Il est évident que la librairie est le lieu de l’interculturalité par excellence, puisqu’elle

regroupe des livres d’écrivains des quatre coins du monde, notamment ceux de la

méditerranée évoqués dans le roman qui y appartiennent tous. C'est un endroit qui unit les

littératures méditerranéennes (un désir exprimé par l’auteur) : un lieu de rencontre et de

cohabitation des cultures et des traditions, ce qui induit une certaine liberté qu’on ne peut pas

avoir en dehors de cet endroit, décrit comme dynamique et mouvant. Cette liberté se
manifeste par le pouvoir du lecteur à voyager dans différents pays sans avoir besoin de

prendre un avion grâce à la richesse et la diversité des livres qui permettent une liaison entre

le lecteur et d’autres pays. Il faut préciser que la librairie et la Méditerranée sont deux espaces

délimités, la librairie par ses murs et la Méditerranée par ses divers pays. La Méditerranée est

l’espace de la création car les trois religions monothéistes sont apparues sur ses rives ; d’autre

part, la librairie est également l’endroit de la création de l’écriture et qui regroupe et réunit les

livres monothéistes. À l’instar des religions, la mythologie a aussi connu son commencement

aux ports de la Méditerranée ce qui fait ce cette dernière le berceau de la civilisation. De son

côté, la librairie est son réservoir parce qu’on y trouve les ouvrages des différents siècles

rassemblés dans un même endroit voire sur le même étage. « Un beignet vaudra toujours plus

qu’un livre. » : Les propos du nouveau propriétaire de cette libraire nous montrent également

à quel point la libraire avec ses maints livres ne possède plus aucune valeur et sa destruction

pour un autre projet vaut mieux que son existence. Passer de la culture à la nourriture,

détruire tout un héritage culturel, par quelqu’un qui n'a pas le goût pour la littérature, il ne

prend pas en considération les richesses de cette librairie, il préfère vendre des beignets que

de vendre un livre. L’auteur ici, fait allusion à une identité volée tout comme Kamel Daoud

dans son roman, Moussa est uniquement mentionné dans le livre sous la dénomination d’«

Arabe », et ce à 25 reprises ! Réduire une vie volée à ce simple mot. Haroun, qui n’a jamais

tourné qu’autour de ce tragique évènement. Car si Meursault a tué Moussa en 1945, il le tue

une deuxième fois en passant sous silence l’endroit où le corps de la victime a été emporté,

puisqu’il empêche la famille d’organiser de vraies funérailles. Pire : en faisant de Moussa un

anonyme dans son récit, c’est un troisième meurtre que Meursault commet. L’assassin a

travesti son crime en œuvre d’art et a banni à jamais l’identité d’un homme, comme l’ont fait

tous les Français avec l’identité algérienne durant la colonisation. Haroun se consacre

désormais à réhabiliter l’identité de l’« Arabe ».

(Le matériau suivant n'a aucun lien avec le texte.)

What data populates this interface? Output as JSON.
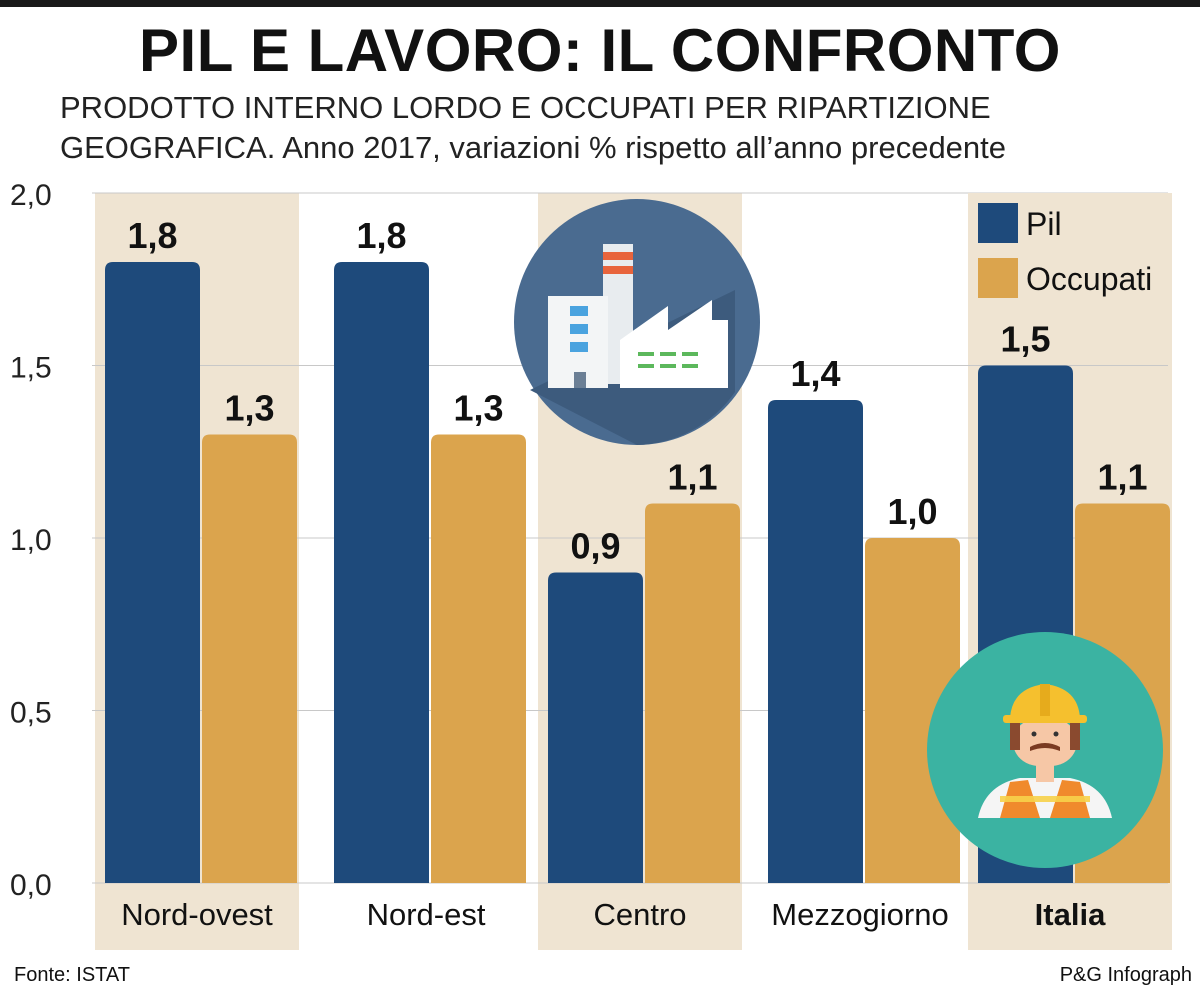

Par ailleurs, les deux espaces sont des espaces de conflits surtout la Méditerrané qui a été

témoin des guerres : les français, une fois expulsés de l’Algérie indépendante sont passés par

la mer, et la bibliothèque avec ses ouvrages francophones est le butin de guerre, c’est l’une

des traces que garde le pays comme souvenir du passage du peuple de l’Hexagone. On peut

souligner ici, pour se référer au roman, les algériens qui sont en conflit avec eux-mêmes, un

conflit identitaire et culturel : c’est la doxa européenne étrangère qu’il faut bannir. L’espace

de la mer dans Meursault contre-enquête était également témoin d’un crime affreux commis

par Haroun. Meursault et Haroun sont deux personnages parallèles tout comme la France et

l’Algérie, deux bords de la Méditerranée, cette dernière réunit deux endroits qui n’ont rien en

commun.

A l’instar d'Amine Maalouf dans son roman Les Désorientés, la notion de l’espace est

présente dans toutes les parties du roman, pour la simple raison qu’elle relève de l’identité et

de l’appartenance. Maalouf vient mettre l’accent sur l’attachement qui lie la personne à sa

patrie même si cette dernière peut s’avérer injuste, corrompue ou même cruelle ; l’être

portera toujours en lui cet amour inqualifiable. Daoud et Adimi évoquent tous ces espaces et

lieux non pas pour le plaisir de la diversification, mais pour mettre en œuvre une

confrontation des deux pays : la France et l’Algérie, séparés et liés à la fois.